Moving Least Squares Approximation using the MLSApproximator class#
The MLSApproximator class is different from the previous implementation in that it is high-performance. This comes at the cost that the choice of the weight function is fixed. Another difference is that it uses a kNN tree to decide the points around the neighbourhood of the point of evaluation on which the regression is made. Also, the class only approximates the function, not the derivatives.
[27]:
import numpy as np
from sigmaepsilon.math.downloads import download_mls_testdata
data: np.ndarray = download_mls_testdata()
points = data[:, :2]
values = data[:, 2:]
points.shape, values.shape
[27]:
((102, 2), (102, 4))
[28]:
from sigmaepsilon.math.approx import MLSApproximator
approximator = MLSApproximator(points, values)
approximator.approximate(points)[:5, :]
[28]:
array([[6.88029282e+05, 6.88029282e+05, 2.92550220e+05, 1.97073011e+05],
[3.66243143e+04, 3.66243143e+04, 1.34600139e+03, 8.17082870e+01],
[6.88029282e+05, 6.88029282e+05, 2.92550220e+05, 1.97073011e+05],
[6.58356356e+05, 6.77569470e+05, 2.80088371e+05, 1.91808300e+05],
[6.09160300e+05, 6.64341189e+05, 2.59715765e+05, 1.83912612e+05]])
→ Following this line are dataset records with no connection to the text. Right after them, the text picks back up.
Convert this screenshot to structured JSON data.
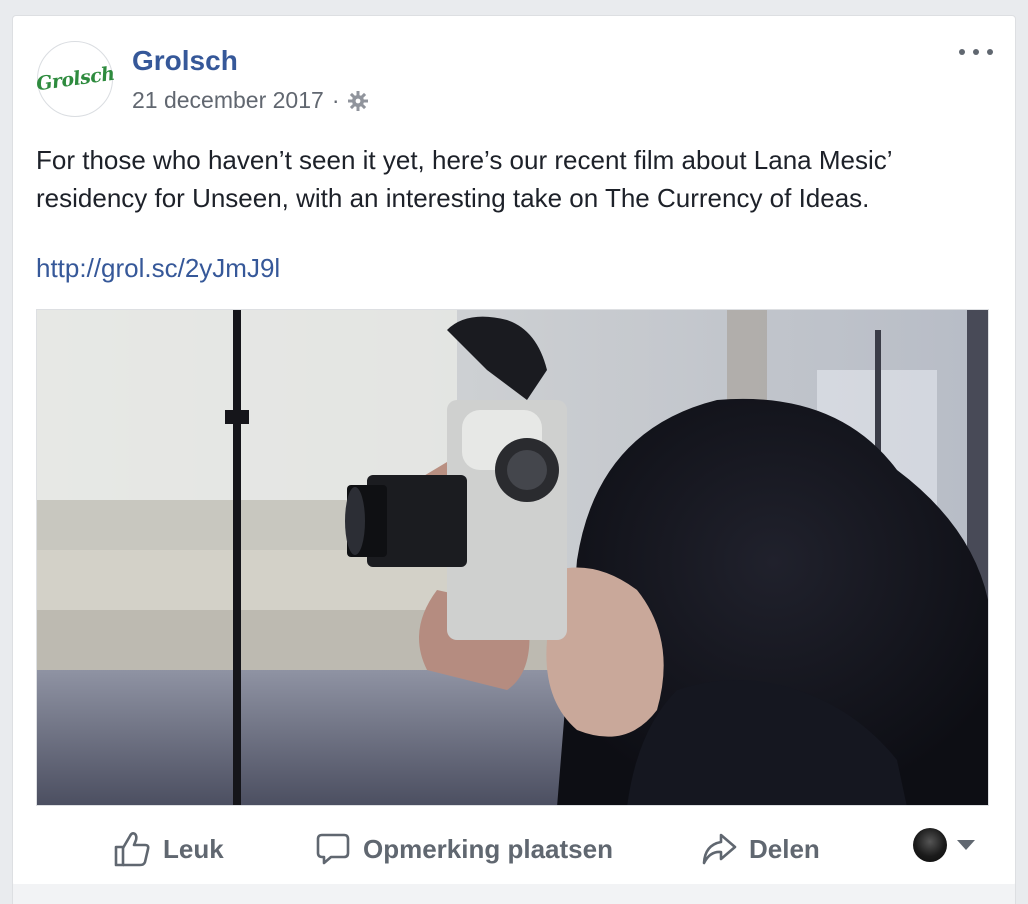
{
  "post": {
    "author": "Grolsch",
    "avatar_text": "Grolsch",
    "date": "21 december 2017",
    "separator": "·",
    "audience_icon": "globe-settings-icon",
    "more_icon": "ellipsis-icon",
    "text": "For those who haven’t seen it yet, here’s our recent film about Lana Mesic’ residency for Unseen, with an interesting take on The Currency of Ideas.",
    "link": "http://grol.sc/2yJmJ9l",
    "media_description_icon": "video-thumbnail"
  },
  "actions": {
    "like": {
      "label": "Leuk",
      "icon": "thumbs-up-icon"
    },
    "comment": {
      "label": "Opmerking plaatsen",
      "icon": "speech-bubble-icon"
    },
    "share": {
      "label": "Delen",
      "icon": "share-arrow-icon"
    },
    "profile_picker_icon": "chevron-down-icon"
  },
  "colors": {
    "link": "#365899",
    "text": "#1d2129",
    "muted": "#616770",
    "background": "#e9ebee",
    "brand_green": "#2e8b3e"
  }
}
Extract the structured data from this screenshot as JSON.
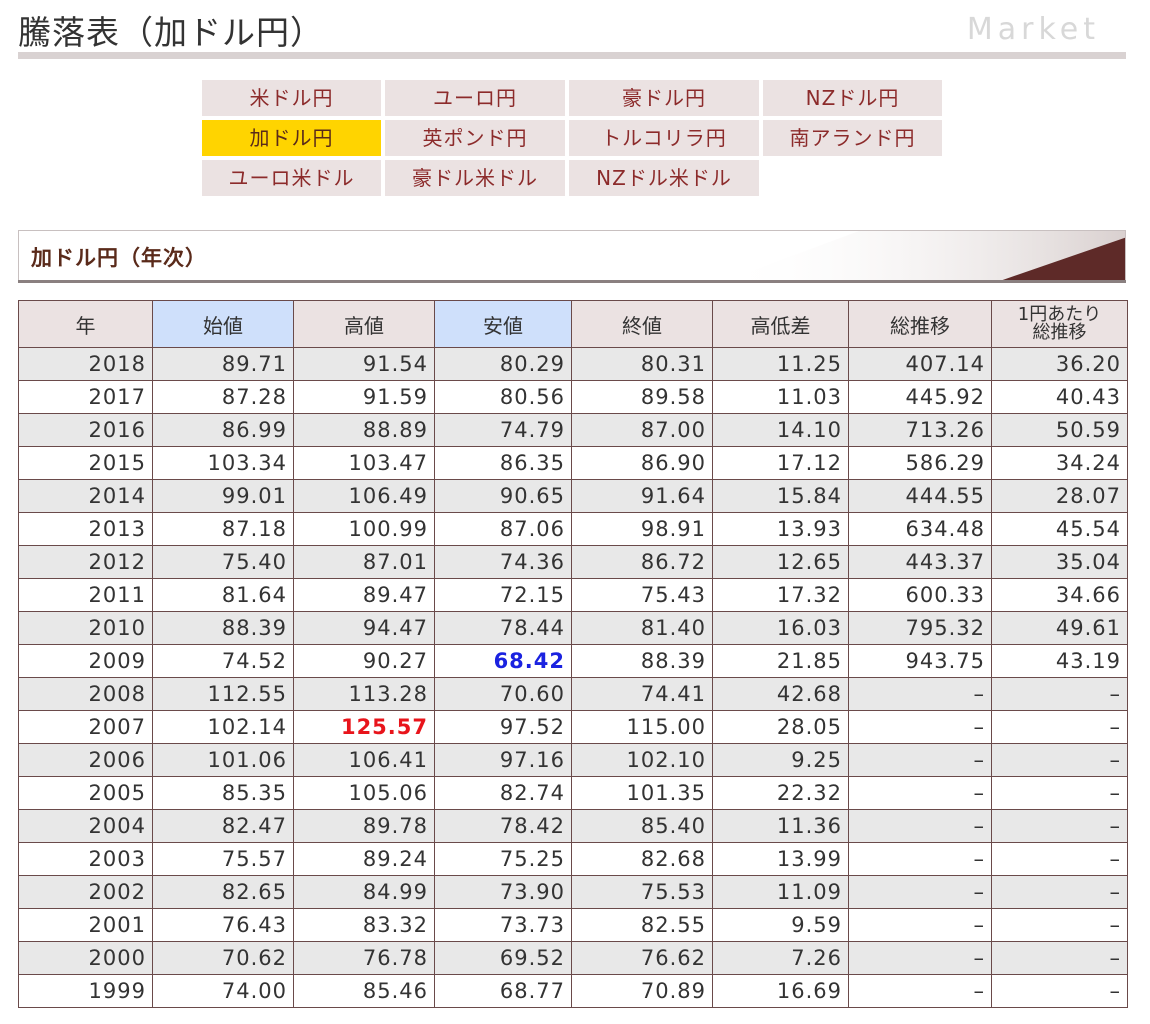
{
  "page": {
    "title": "騰落表（加ドル円）",
    "market_label": "Market"
  },
  "nav": {
    "rows": [
      [
        "米ドル円",
        "ユーロ円",
        "豪ドル円",
        "NZドル円"
      ],
      [
        "加ドル円",
        "英ポンド円",
        "トルコリラ円",
        "南アランド円"
      ],
      [
        "ユーロ米ドル",
        "豪ドル米ドル",
        "NZドル米ドル"
      ]
    ],
    "active": "加ドル円"
  },
  "section": {
    "title": "加ドル円（年次）"
  },
  "colors": {
    "accent_active": "#ffd400",
    "tab_bg": "#ebe2e2",
    "tab_text": "#8c2b2b",
    "header_blue": "#cfe0fb",
    "high_red": "#e8141b",
    "low_blue": "#1a22e0",
    "banner_dark": "#5e2a28"
  },
  "table": {
    "headers": [
      "年",
      "始値",
      "高値",
      "安値",
      "終値",
      "高低差",
      "総推移",
      "1円あたり総推移"
    ],
    "header_last_line1": "1円あたり",
    "header_last_line2": "総推移",
    "rows": [
      [
        "2018",
        "89.71",
        "91.54",
        "80.29",
        "80.31",
        "11.25",
        "407.14",
        "36.20"
      ],
      [
        "2017",
        "87.28",
        "91.59",
        "80.56",
        "89.58",
        "11.03",
        "445.92",
        "40.43"
      ],
      [
        "2016",
        "86.99",
        "88.89",
        "74.79",
        "87.00",
        "14.10",
        "713.26",
        "50.59"
      ],
      [
        "2015",
        "103.34",
        "103.47",
        "86.35",
        "86.90",
        "17.12",
        "586.29",
        "34.24"
      ],
      [
        "2014",
        "99.01",
        "106.49",
        "90.65",
        "91.64",
        "15.84",
        "444.55",
        "28.07"
      ],
      [
        "2013",
        "87.18",
        "100.99",
        "87.06",
        "98.91",
        "13.93",
        "634.48",
        "45.54"
      ],
      [
        "2012",
        "75.40",
        "87.01",
        "74.36",
        "86.72",
        "12.65",
        "443.37",
        "35.04"
      ],
      [
        "2011",
        "81.64",
        "89.47",
        "72.15",
        "75.43",
        "17.32",
        "600.33",
        "34.66"
      ],
      [
        "2010",
        "88.39",
        "94.47",
        "78.44",
        "81.40",
        "16.03",
        "795.32",
        "49.61"
      ],
      [
        "2009",
        "74.52",
        "90.27",
        "68.42",
        "88.39",
        "21.85",
        "943.75",
        "43.19"
      ],
      [
        "2008",
        "112.55",
        "113.28",
        "70.60",
        "74.41",
        "42.68",
        "–",
        "–"
      ],
      [
        "2007",
        "102.14",
        "125.57",
        "97.52",
        "115.00",
        "28.05",
        "–",
        "–"
      ],
      [
        "2006",
        "101.06",
        "106.41",
        "97.16",
        "102.10",
        "9.25",
        "–",
        "–"
      ],
      [
        "2005",
        "85.35",
        "105.06",
        "82.74",
        "101.35",
        "22.32",
        "–",
        "–"
      ],
      [
        "2004",
        "82.47",
        "89.78",
        "78.42",
        "85.40",
        "11.36",
        "–",
        "–"
      ],
      [
        "2003",
        "75.57",
        "89.24",
        "75.25",
        "82.68",
        "13.99",
        "–",
        "–"
      ],
      [
        "2002",
        "82.65",
        "84.99",
        "73.90",
        "75.53",
        "11.09",
        "–",
        "–"
      ],
      [
        "2001",
        "76.43",
        "83.32",
        "73.73",
        "82.55",
        "9.59",
        "–",
        "–"
      ],
      [
        "2000",
        "70.62",
        "76.78",
        "69.52",
        "76.62",
        "7.26",
        "–",
        "–"
      ],
      [
        "1999",
        "74.00",
        "85.46",
        "68.77",
        "70.89",
        "16.69",
        "–",
        "–"
      ]
    ],
    "highest_high": "125.57",
    "lowest_low": "68.42"
  }
}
You can approximate n-dimensional data as well:
[29]:
values = np.random.rand(len(points), 5, 2, 6, 10)
approximator = MLSApproximator(points, values)
approximator.approximate(points).shape
[29]:
(102, 5, 2, 6, 10)
The performance of the approximator is perhaps better understood visually using 1d data. For the purpose of this example, we are going to use a sine function, with some random noise added on top of it.
[30]:
from sigmaepsilon.math import atleast2d
plt.ioff() # Turn off interactive plotting
number_of_data_points = 200
number_of_sampling_points = 16
coords = np.linspace(0, 1, number_of_data_points)
random_noise = np.random.normal(0, 0.2, coords.shape)
data = np.sin(4 * np.pi * coords) + random_noise
fig, axs = plt.subplots(1, 1, layout="constrained")
axs.plot(coords, data, "o", color="black")
axs.set_title("MLS approximation using kNN")
data.shape, coords.shape
[30]:
((200,), (200,))
Now we will approximate the underlying function with different settings and plot the approximation functions.
[31]:
coords_approx = np.linspace(0, 1, number_of_sampling_points)
def approximate(k: int):
approximator = MLSApproximator(coords, data, k=k)
data_approx = approximator.approximate(coords_approx)
return data_approx
def plot_on_axis(ax, coords_approx, data_approx, *args, **kwargs):
ax.plot(coords_approx, data_approx, *args, markersize=4, **kwargs)
ax.legend()
for k in [2, 4, 8, 16, 32, 64, 200]:
data_approx = approximate(k)
plot_on_axis(axs, coords_approx, data_approx, label=f"MLS kNN (k={k})")
plt.show()
It is visible that for this particular data, there is no big difference in using 4, 8, 16 or more neighbours, but the accuracy gets worse around the boundaries. Also, when all points are accounted for, the approximation reduces to a least-squares solution.